Now, for any bounded set \(B\in H^{1}_{\textrm{lu}}({\mathbb {R}}^N)\times H^{1}_{\textrm{lu}}({\mathbb {R}}^N),\) by Lemma 4.1 and Remark 4.2, we see that there exist a T such that

$$\begin{aligned} S(t)B\subset {\mathcal {B}},\quad \text {for all }t\ge T. \end{aligned}$$

Hence,

$$\begin{aligned} {\textrm{dist}}_{H^{1}_{\textrm{lu}}\times H^{1}_{\textrm{lu}}}(S(t){\mathcal {B}},B_1)\le Me^{\nu T}{\textrm{e}}^{-\nu t}, \end{aligned}$$
(5.25)

where \(M=\sup \{\Vert S(t)B\Vert _{H^{1}_{\textrm{lu}}\times H^{1}_{\textrm{lu}}},~0\le t\le T\}<\infty .\)

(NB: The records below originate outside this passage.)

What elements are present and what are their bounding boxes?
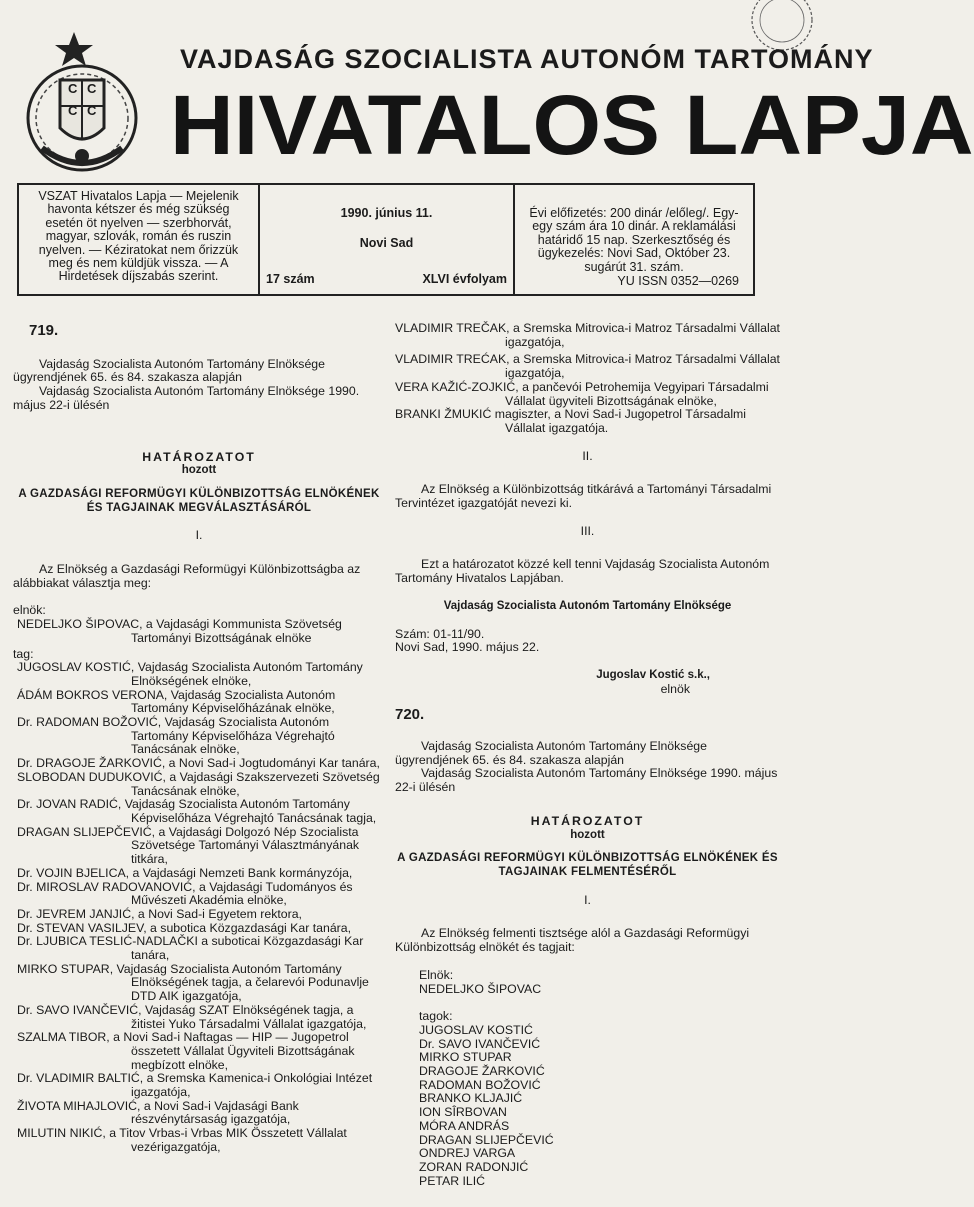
list-item: RADOMAN BOŽOVIĆ — [419, 1077, 541, 1092]
publication-info-box — [17, 183, 755, 296]
list-item: ZORAN RADONJIĆ — [419, 1159, 529, 1174]
issn-number: YU ISSN 0352—0269 — [617, 273, 739, 288]
decision-720-chair-label: Elnök: — [419, 967, 454, 982]
subscription-text: Évi előfizetés: 200 dinár /előleg/. Egy-egy szám ára 10 dinár. A reklamálási határidő 15 nap. Szerkesztőség és ügykezelés: Novi Sad, Október 23. sugárút 31. szám. — [529, 206, 739, 274]
member-entry: Dr. JEVREM JANJIĆ, a Novi Sad-i Egyetem rektora, — [17, 906, 302, 921]
signer-title: elnök — [660, 681, 690, 696]
member-entry: BRANKI ŽMUKIĆ magiszter, a Novi Sad-i Jugopetrol Társadalmi Vállalat igazgatója. — [395, 407, 747, 435]
decision-719-signature — [395, 669, 780, 696]
masthead-title: HIVATALOS LAPJA — [170, 78, 974, 172]
decision-719-heading: A GAZDASÁGI REFORMÜGYI KÜLÖNBIZOTTSÁG ELNÖKÉNEK ÉS TAGJAINAK MEGVÁLASZTÁSÁRÓL — [18, 487, 380, 514]
member-entry: JUGOSLAV KOSTIĆ, Vajdaság Szocialista Autonóm Tartomány Elnökségének elnöke, — [17, 660, 363, 688]
decision-720-member-label: tagok: — [419, 1009, 453, 1024]
decision-719-hozott: hozott — [181, 464, 217, 477]
member-entry: Dr. VOJIN BJELICA, a Vajdasági Nemzeti Bank kormányzója, — [17, 865, 353, 880]
decision-719-preamble-2: Vajdaság Szocialista Autonóm Tartomány Elnöksége 1990. május 22-i ülésén — [13, 384, 360, 412]
list-item: MIRKO STUPAR — [419, 1050, 512, 1065]
right-column — [395, 322, 780, 1188]
member-entry: DRAGAN SLIJEPČEVIĆ, a Vajdasági Dolgozó Nép Szocialista Szövetsége Tartományi Választmányának titkára, — [17, 824, 360, 867]
list-item: Dr. SAVO IVANČEVIĆ — [419, 1036, 541, 1051]
member-entry: VERA KAŽIĆ-ZOJKIĆ, a pančevói Petrohemija Vegyipari Társadalmi Vállalat ügyviteli Bizottságának elnöke, — [395, 379, 769, 408]
publication-about: VSZAT Hivatalos Lapja — Mejelenik havonta kétszer és még szükség esetén öt nyelven — szerbhorvát, magyar, szlovák, román és ruszin nyelven. — Kéziratokat nem őrizzük meg és nem küldjük vissza. — A Hirdetések díjszabás szerint. — [19, 185, 260, 294]
member-entry: VLADIMIR TREČAK, a Sremska Mitrovica-i Matroz Társadalmi Vállalat igazgatója, — [395, 321, 780, 349]
decision-719-chair: NEDELJKO ŠIPOVAC, a Vajdasági Kommunista Szövetség Tartományi Bizottságának elnöke — [17, 617, 342, 645]
decision-719-text-3: Ezt a határozatot közzé kell tenni Vajdaság Szocialista Autonóm Tartomány Hivatalos Lapjában. — [395, 557, 770, 586]
member-entry: Dr. STEVAN VASILJEV, a subotica Közgazdasági Kar tanára, — [17, 920, 352, 935]
member-entry: ŽIVOTA MIHAJLOVIĆ, a Novi Sad-i Vajdasági Bank részvénytársaság igazgatója, — [17, 1098, 299, 1127]
list-item: ONDREJ VARGA — [419, 1146, 516, 1161]
member-entry: Dr. LJUBICA TESLIĆ-NADLAČKI a suboticai Közgazdasági Kar tanára, — [17, 934, 364, 963]
member-entry: Dr. JOVAN RADIĆ, Vajdaság Szocialista Autonóm Tartomány Képviselőháza Végrehajtó Tanácsának tagja, — [17, 797, 377, 825]
decision-719-section-3: III. — [580, 523, 595, 538]
issue-date: 1990. június 11. — [340, 206, 433, 220]
masthead-top-line: VAJDASÁG SZOCIALISTA AUTONÓM TARTOMÁNY — [180, 44, 874, 74]
decision-720-section-1: I. — [584, 892, 591, 907]
member-entry: Dr. DRAGOJE ŽARKOVIĆ, a Novi Sad-i Jogtudományi Kar tanára, — [17, 756, 380, 771]
member-entry: Dr. RADOMAN BOŽOVIĆ, Vajdaság Szocialista Autonóm Tartomány Képviselőháza Végrehajtó Tanácsának elnöke, — [17, 715, 335, 757]
decision-720-preamble-1: Vajdaság Szocialista Autonóm Tartomány Elnöksége ügyrendjének 65. és 84. szakasza alapján — [395, 739, 707, 767]
member-entry: Dr. SAVO IVANČEVIĆ, Vajdaság SZAT Elnökségének tagja, a žitistei Yuko Társadalmi Vállalat igazgatója, — [17, 1002, 367, 1031]
list-item: DRAGAN SLIJEPČEVIĆ — [419, 1132, 554, 1147]
decision-720-number: 720. — [395, 706, 425, 724]
member-entry: MIRKO STUPAR, Vajdaság Szocialista Autonóm Tartomány Elnökségének tagja, a čelarevói Podunavlje DTD AIK igazgatója, — [17, 961, 369, 1004]
decision-719-intro: Az Elnökség a Gazdasági Reformügyi Különbizottságba az alábbiakat választja meg: — [13, 562, 361, 590]
decision-719-title: HATÁROZATOT — [142, 449, 256, 464]
member-entry: MILUTIN NIKIĆ, a Titov Vrbas-i Vrbas MIK Összetett Vállalat vezérigazgatója, — [17, 1126, 347, 1154]
subscription-info — [515, 185, 753, 294]
decision-719-ref-date: Novi Sad, 1990. május 22. — [395, 640, 540, 655]
issue-volume: XLVI évfolyam — [422, 271, 507, 286]
list-item: ION SÎRBOVAN — [419, 1105, 507, 1120]
decision-719-signer-org: Vajdaság Szocialista Autonóm Tartomány Elnöksége — [443, 599, 732, 612]
member-entry: Dr. MIROSLAV RADOVANOVIĆ, a Vajdasági Tudományos és Művészeti Akadémia elnöke, — [17, 879, 353, 908]
issue-number: 17 szám — [266, 271, 315, 286]
member-entry: SZALMA TIBOR, a Novi Sad-i Naftagas — HIP — Jugopetrol összetett Vállalat Ügyviteli Bizottságának megbízott elnöke, — [17, 1030, 355, 1072]
decision-720-intro: Az Elnökség felmenti tisztsége alól a Gazdasági Reformügyi Különbizottság elnökét és tagjait: — [395, 926, 750, 955]
list-item: PETAR ILIĆ — [419, 1173, 486, 1188]
member-entry: ÁDÁM BOKROS VERONA, Vajdaság Szocialista Autonóm Tartomány Képviselőházának elnöke, — [17, 687, 336, 716]
list-item: BRANKO KLJAJIĆ — [419, 1091, 523, 1106]
decision-719-member-label: tag: — [13, 646, 34, 661]
decision-719-chair-label: elnök: — [13, 603, 46, 618]
emblem-letters: C C C C — [68, 81, 97, 118]
decision-719-number: 719. — [29, 322, 59, 339]
member-entry: Dr. VLADIMIR BALTIĆ, a Sremska Kamenica-i Onkológiai Intézet igazgatója, — [17, 1071, 373, 1100]
left-column — [13, 314, 385, 1155]
decision-720-heading: A GAZDASÁGI REFORMÜGYI KÜLÖNBIZOTTSÁG ELNÖKÉNEK ÉS TAGJAINAK FELMENTÉSÉRŐL — [397, 852, 778, 878]
issue-place: Novi Sad — [359, 236, 414, 250]
list-item: DRAGOJE ŽARKOVIĆ — [419, 1064, 545, 1079]
decision-720-chair: NEDELJKO ŠIPOVAC — [419, 981, 542, 996]
list-item: JUGOSLAV KOSTIĆ — [419, 1022, 533, 1037]
decision-719-preamble-1: Vajdaság Szocialista Autonóm Tartomány Elnöksége ügyrendjének 65. és 84. szakasza alapján — [13, 356, 325, 385]
list-item: MÓRA ANDRÁS — [419, 1118, 510, 1133]
decision-720-hozott: hozott — [570, 828, 605, 841]
decision-720-preamble-2: Vajdaság Szocialista Autonóm Tartomány Elnöksége 1990. május 22-i ülésén — [395, 766, 778, 795]
decision-719-ref-no: Szám: 01-11/90. — [395, 626, 485, 641]
decision-720-title: HATÁROZATOT — [530, 813, 645, 828]
decision-719-section-2: II. — [582, 448, 593, 463]
decision-719-text-2: Az Elnökség a Különbizottság titkárává a Tartományi Társadalmi Tervintézet igazgatóját nevezi ki. — [395, 482, 772, 511]
signer-name: Jugoslav Kostić s.k., — [596, 668, 710, 681]
issue-details — [260, 185, 515, 294]
member-entry: VLADIMIR TREĆAK, a Sremska Mitrovica-i Matroz Társadalmi Vállalat igazgatója, — [395, 352, 780, 381]
decision-719-section-1: I. — [195, 528, 203, 543]
member-entry: SLOBODAN DUDUKOVIĆ, a Vajdasági Szakszervezeti Szövetség Tanácsának elnöke, — [17, 769, 380, 798]
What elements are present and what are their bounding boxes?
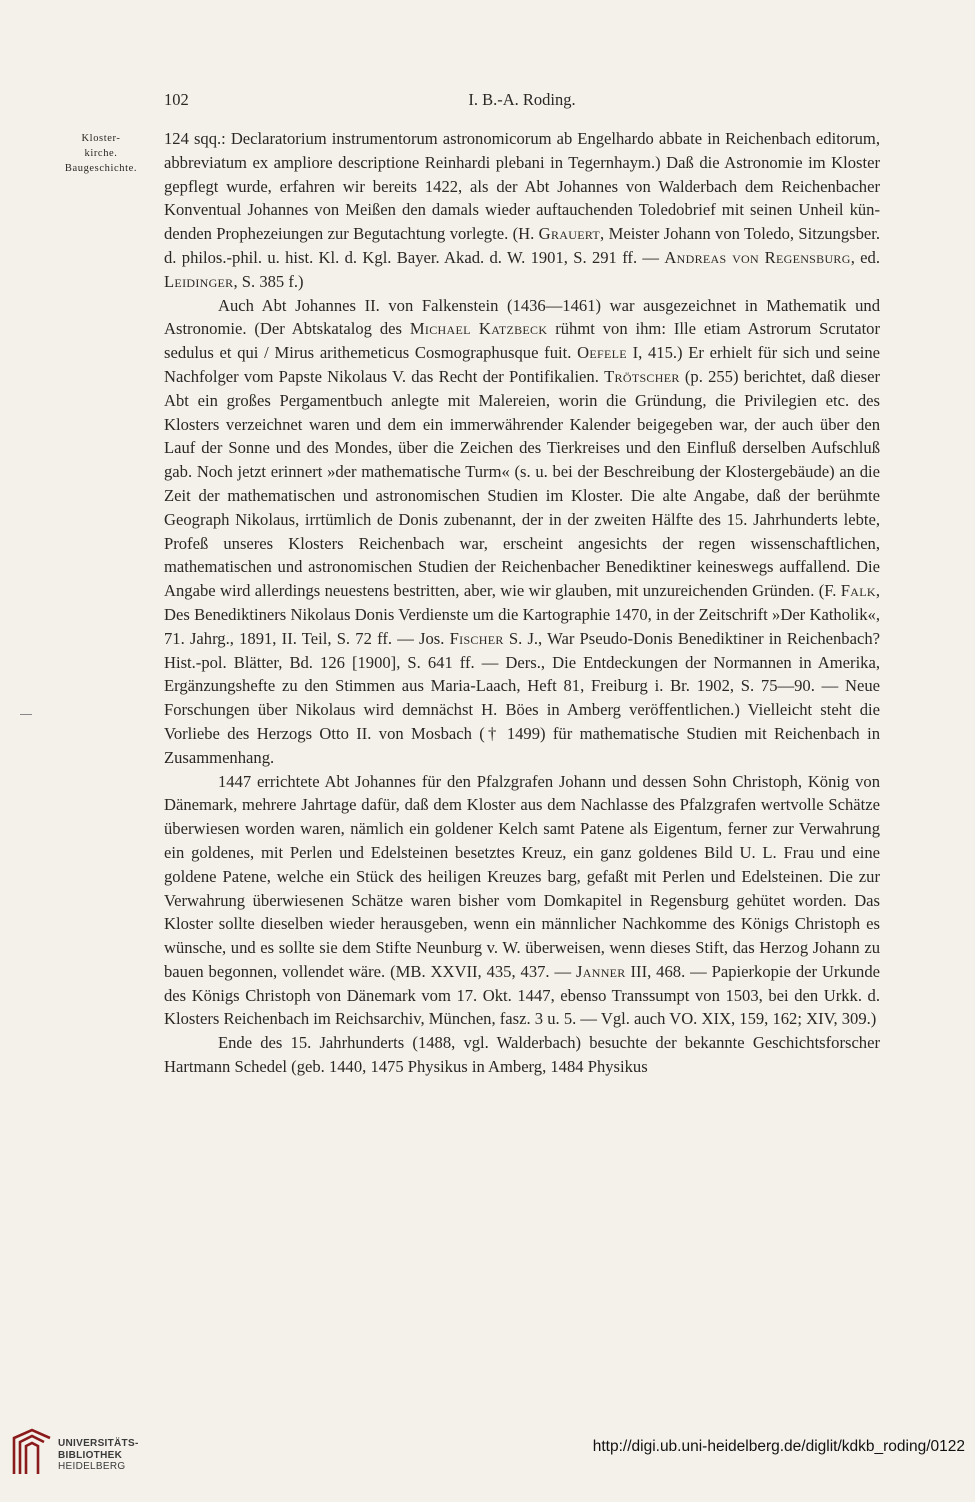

Now, we apply the attraction transitivity lemma, i.e., Lemma 5.7, then again to (5.24) and (5.25), and this completes the proof. \(\square \)

Remark 5.9

The \((H^{1}_{\textrm{lu}}({\mathbb {R}}^N)\times H^{1}_{\textrm{lu}}({\mathbb {R}}^N),H^{1}_{\rho }({\mathbb {R}}^N)\times H^{1}_{\rho }({\mathbb {R}}^N))\)-global attractor given in Theorem 4.9 is bounded in the locally uniform space \(H^{2}_{\textrm{lu}}({\mathbb {R}}^N)\times H^{2}_{\textrm{lu}}({\mathbb {R}}^N),\) which appears to be optimal.

Remark 5.10

There exists a bounded (in \((H^{2}_{\textrm{lu}}({\mathbb {R}}^N)\times H^{2}_{\textrm{lu}}({\mathbb {R}}^N)\)) subset which attracts exponentially every initial \(H^{1}_{\textrm{lu}}({\mathbb {R}}^N)\times H^{1}_{\textrm{lu}}({\mathbb {R}}^N)\)-bounded set with respect to the \(H^{1}_{\textrm{lu}}({\mathbb {R}}^N)\times H^{1}_{\textrm{lu}}({\mathbb {R}}^N)\)-norm.

Remark 5.11

To our best knowledge, this is the first time we obtain the regularity for Eqs. (1.1) and (1.2) with critical nonlinearity on the unbounded domain. Maybe it is a basis for further considering the asymptotic behavior, e.g., based on this result, whether the exponential attractors exist for Eqs. (1.1) and (1.2) with critical nonlinearity on unbounded domain is still open.